16 ✔️

1.1K 90 110
                                    

Triggerwarnung:
In diesem Kapitel kommt selbstverletzendes Verhalten vor. Wer damit Probleme hat, achtet bitte auf die *. Mit diesen Sternchen habe ich Anfang und Ende der Beschreibung gekennzeichnet. So könnt ihr diesen Teil überspringen, falls euch das Thema Schwierigkeiten bereitet.

Liebe Grüße <3
Mary-Ann

------------------------------------

Sie hatten mich berührt. Frau Dr. Sailer hatte etwas an meinem Kopf gemacht, während ich wie erstarrt im Bett gelegen und mir vor Angst beinahe in die Hose gemacht hatte.

Ich musste schon sehr lange dringend aufs Klo, aber in diesem Zimmer gab es keine Toilette. Deshalb konnte ich nicht gehen.

Nach Dr. Sailer war noch eine andere Frau da gewesen und hatte einige größere und kleinere Pflaster an meinem Körper gewechselt. Wieder war ich vollkommen erstarrt gewesen vor Angst, mein Herz in Aufruhr und mein Atem stockend. Die Frau hatte sich bei jeder Berührung entschuldigt, aber das hatte es nicht besser gemacht. Überhaupt nicht. Es war alles gelogen. Sie warteten nur darauf, dass ich ihnen vertraute.

Kaum war die Frau fertig und hatte mein Zimmer verlassen, kam sie schon wieder zurück und mit ihr die härteste Prüfung des Tages. Sie brachte mir Essen. Essen, das ich noch nie zuvor gesehen hatte. Etwas anderes als Vaters Brei. Ich hätte es fast nicht erkannt, aber es war auf einem Teller und da war auch Besteck dabei. Deshalb vermutete ich sofort, dass es etwas zum Essen war. Die Frau stellte es jedoch nicht auf dem kleinen Tisch in meinem Zimmer ab, sondern auf einen komischen Tisch, den man direkt über mein Bett schieben konnte. Damit machte sie es mir noch schwerer. Denn ich war mir sicher, dass es eine Prüfung war. Ich hatte den ganzen Tag so viele Fehler gemacht, da war es mir sicherlich nicht erlaubt, zu essen.

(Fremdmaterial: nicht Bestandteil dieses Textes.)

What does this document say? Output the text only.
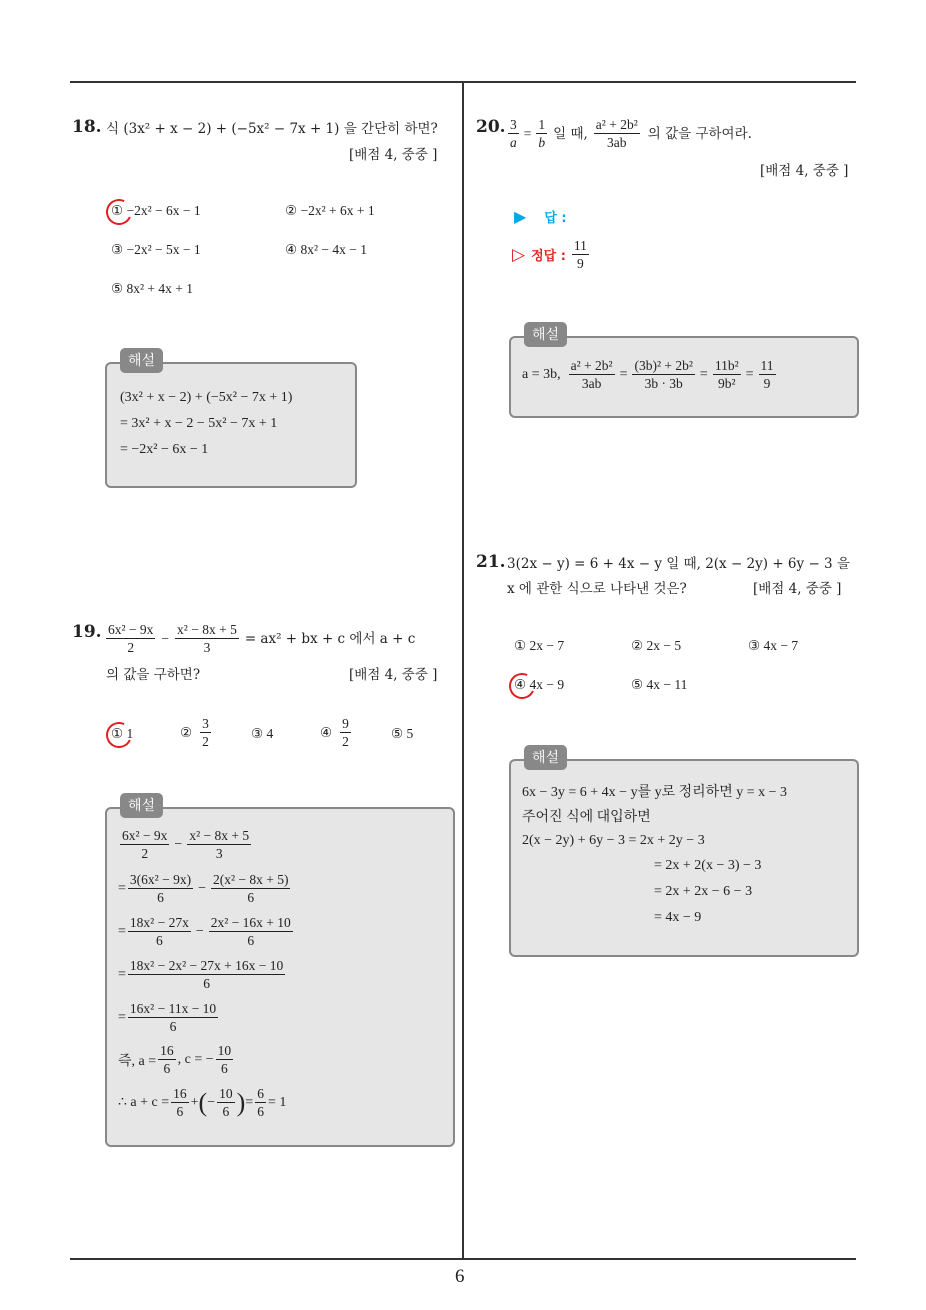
6
18. 식 (3x² + x − 2) + (−5x² − 7x + 1) 을 간단히 하면?
[배점 4, 중중 ]
① −2x² − 6x − 1	② −2x² + 6x + 1
③ −2x² − 5x − 1	④ 8x² − 4x − 1
⑤ 8x² + 4x + 1
해설
(3x² + x − 2) + (−5x² − 7x + 1)
= 3x² + x − 2 − 5x² − 7x + 1
= −2x² − 6x − 1
19. $\frac{\text{6x² − 9x}}{2} - \frac{\text{x² − 8x + 5}}{3} = ax^2$ + bx + c 에서 a + c
의 값을 구하면?	[배점 4, 중중 ]
① 1	② $\frac{3}{2}$	③ 4	④ $\frac{9}{2}$	⑤ 5
해설
$\frac{\text{6x² − 9x}}{2} - \frac{\text{x² − 8x + 5}}{3}$
= $\frac{\text{3(6x² − 9x)}}{6} - \frac{\text{2(x² − 8x + 5)}}{6}$
= $\frac{\text{18x² − 27x}}{6} - \frac{\text{2x² − 16x + 10}}{6}$
= $\frac{\text{18x² − 2x² − 27x + 16x − 10}}{6}$
= $\frac{\text{16x² − 11x − 10}}{6}$
즉, $a = \frac{16}{6}$ , c = − $\frac{10}{6}$
∴ $a + c = \frac{16}{6}$ + ( − $\frac{10}{6}$ ) = $\frac{6}{6} = 1$
20. $\frac{3}{a} = \frac{1}{b}$ 일 때, $\frac{\text{a² + 2b²}}{3ab}$ 의 값을 구하여라.
[배점 4, 중중 ]
▶ 답 :
▷ 정답 : $\frac{11}{9}$
해설
a = 3b, $\frac{\text{a² + 2b²}}{3ab} = \frac{\text{(3b)² + 2b²}}{3b \cdot 3b} = \frac{\text{11b²}}{\text{9b²}} = \frac{11}{9}$
21. 3(2x − y) = 6 + 4x − y 일 때, 2(x − 2y) + 6y − 3 을
x 에 관한 식으로 나타낸 것은?	[배점 4, 중중 ]
① 2x − 7	② 2x − 5	③ 4x − 7
④ 4x − 9	⑤ 4x − 11
해설
6x − 3y = 6 + 4x − y를 y로 정리하면 y = x − 3
주어진 식에 대입하면
2(x − 2y) + 6y − 3 = 2x + 2y − 3
= 2x + 2(x − 3) − 3
= 2x + 2x − 6 − 3
= 4x − 9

Vater hatte mich immer wieder auf diese Art und Weise auf die Probe gestellt. Wenn ich ein paar Tage nichts zu essen bekommen hatte, hatte er mir irgendwann einen Teller meines Breis gebracht und erklärt, dass ich ihn nicht anrühren durfte. Wenn ich es bis zum nächsten Tag schaffte, durfte ich ihn essen. Wenn nicht, musste ich weiterhin hungern.

In diesen Nächten hatte ich immer schrecklich schlecht geschlafen. Der Hunger hatte an mir genagt und das Wissen, dass auf meinem Tisch Essen stand, das meinen Hunger hätte stillen können, war unheimlich verlockend gewesen. Manchmal war ich nachts aufgestanden, um an dem Brei zu riechen. Aber ich hatte aus meinem ersten Fehler gelernt. Denn einmal hatte ich es nicht ausgehalten. Der Hunger war zu groß gewesen, mein Magen hatte so sehr geschmerzt, dass ich hätte schreien können. Also war ich zu dem Teller gegangen und hatte ihn leer gegessen.

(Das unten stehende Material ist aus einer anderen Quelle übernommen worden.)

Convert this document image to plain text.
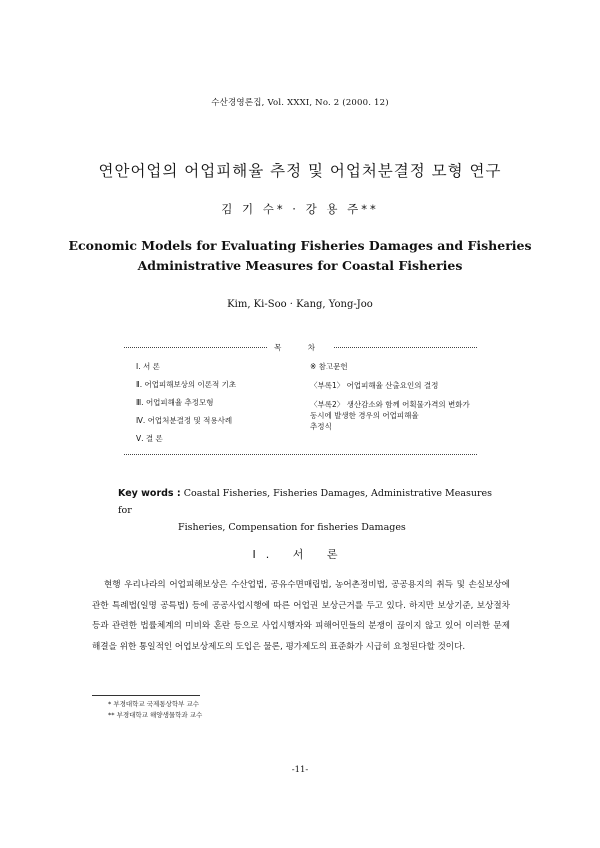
수산경영론집, Vol. XXXI, No. 2 (2000. 12)
연안어업의 어업피해율 추정 및 어업처분결정 모형 연구
김 기 수* · 강 용 주**
Economic Models for Evaluating Fisheries Damages and Fisheries
Administrative Measures for Coastal Fisheries
Kim, Ki-Soo · Kang, Yong-Joo
목 차
Ⅰ. 서 론
Ⅱ. 어업피해보상의 이론적 기초
Ⅲ. 어업피해율 추정모형
Ⅳ. 어업처분결정 및 적용사례
Ⅴ. 결 론
※ 참고문헌
〈부록1〉 어업피해율 산출요인의 결정
〈부록2〉 생산감소와 함께 어획물가격의 변화가
동시에 발생한 경우의 어업피해율
추정식
Key words : Coastal Fisheries, Fisheries Damages, Administrative Measures for
Fisheries, Compensation for fisheries Damages
Ⅰ. 서 론
현행 우리나라의 어업피해보상은 수산업법, 공유수면매립법, 농어촌정비법, 공공용지의 취득 및 손실보상에 관한 특례법(일명 공특법) 등에 공공사업시행에 따른 어업권 보상근거를 두고 있다. 하지만 보상기준, 보상절차 등과 관련한 법률체계의 미비와 혼란 등으로 사업시행자와 피해어민들의 분쟁이 끊이지 않고 있어 이러한 문제 해결을 위한 통일적인 어업보상제도의 도입은 물론, 평가제도의 표준화가 시급히 요청된다할 것이다.
* 부경대학교 국제통상학부 교수
** 부경대학교 해양생물학과 교수
-11-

Das war ein böser Fehler gewesen. Vater hatte mich mit zehn Peitschenhieben dafür bestraft und mir weitere zwei Tage kein Essen gebracht. Danach war ich nie wieder so dumm gewesen. Und deshalb würde ich es auch heute schaffen. Die Frau ermutigte mich sogar dazu, redete mir gut zu, dass ich doch etwas essen solle. Dass ich bestimmt hungrig war. Aber ich blieb stark. Diesem Essen traute ich ohnehin nicht, denn ich wusste nicht, was es war. In Vaters Brei war alles drin, was mein Körper brauchte. Vitamine und Nährstoffe. Vater sagte, dass ich das brauchte. Was war in diesem Essen drin?

Ich wusste es nicht und das machte mir Angst.

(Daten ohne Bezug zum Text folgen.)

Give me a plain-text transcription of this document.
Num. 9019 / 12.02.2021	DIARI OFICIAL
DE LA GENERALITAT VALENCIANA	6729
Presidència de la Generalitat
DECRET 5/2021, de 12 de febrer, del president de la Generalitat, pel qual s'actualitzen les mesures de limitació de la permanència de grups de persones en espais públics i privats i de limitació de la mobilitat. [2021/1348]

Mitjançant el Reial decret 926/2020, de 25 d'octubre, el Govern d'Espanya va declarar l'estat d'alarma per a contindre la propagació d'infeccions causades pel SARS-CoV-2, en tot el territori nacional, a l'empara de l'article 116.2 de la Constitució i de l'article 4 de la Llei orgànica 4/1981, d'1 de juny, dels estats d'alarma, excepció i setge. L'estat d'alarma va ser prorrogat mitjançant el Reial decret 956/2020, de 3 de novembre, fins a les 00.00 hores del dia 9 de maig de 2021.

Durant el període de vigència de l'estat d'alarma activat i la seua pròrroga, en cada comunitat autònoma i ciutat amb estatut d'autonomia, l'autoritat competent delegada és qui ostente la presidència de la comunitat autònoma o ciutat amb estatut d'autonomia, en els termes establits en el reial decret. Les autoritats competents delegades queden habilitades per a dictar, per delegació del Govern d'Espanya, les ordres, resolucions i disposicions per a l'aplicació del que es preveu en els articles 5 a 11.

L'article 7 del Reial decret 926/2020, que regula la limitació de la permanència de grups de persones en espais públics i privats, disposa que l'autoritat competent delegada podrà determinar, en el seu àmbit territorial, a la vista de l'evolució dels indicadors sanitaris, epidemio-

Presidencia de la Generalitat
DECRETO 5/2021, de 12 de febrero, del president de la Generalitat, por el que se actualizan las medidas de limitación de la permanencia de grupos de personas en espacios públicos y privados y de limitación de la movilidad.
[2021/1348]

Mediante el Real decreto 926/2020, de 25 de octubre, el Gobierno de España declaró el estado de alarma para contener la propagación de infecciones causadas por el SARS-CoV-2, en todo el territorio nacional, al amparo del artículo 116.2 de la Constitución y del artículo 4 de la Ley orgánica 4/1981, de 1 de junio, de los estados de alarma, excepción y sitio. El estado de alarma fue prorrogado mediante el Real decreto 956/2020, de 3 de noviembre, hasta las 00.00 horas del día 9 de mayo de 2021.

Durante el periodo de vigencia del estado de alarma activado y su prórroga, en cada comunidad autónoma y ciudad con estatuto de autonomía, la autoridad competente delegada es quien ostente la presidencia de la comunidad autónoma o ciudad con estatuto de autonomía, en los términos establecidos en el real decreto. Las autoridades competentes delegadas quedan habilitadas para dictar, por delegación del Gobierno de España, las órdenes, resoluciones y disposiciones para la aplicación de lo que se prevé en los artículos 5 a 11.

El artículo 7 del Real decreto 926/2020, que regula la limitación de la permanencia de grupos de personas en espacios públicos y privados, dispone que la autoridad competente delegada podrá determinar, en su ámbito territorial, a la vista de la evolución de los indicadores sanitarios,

Irgendwann gab die Frau auf und verließ stöhnend wieder mein Zimmer. Vermutlich ärgerte sie sich darüber, dass ich die Prüfung bestanden hatte und sie mich nicht dafür bestrafen konnte.

Endlich war ich mit meinem knurrenden Magen alleine. Ich zählte die Sekunden, weil ich befürchtete, dass womöglich doch gleich wieder jemand zu mir kam. Aber irgendwann war ich schon fünf Mal bei hundert angekommen. Hundert war eine große Zahl. Und das schon fünf Mal. Ganz langsam beruhigte sich mein Herzschlag wieder. Ich hoffte, dass ich nun tatsächlich alleine bleiben würde.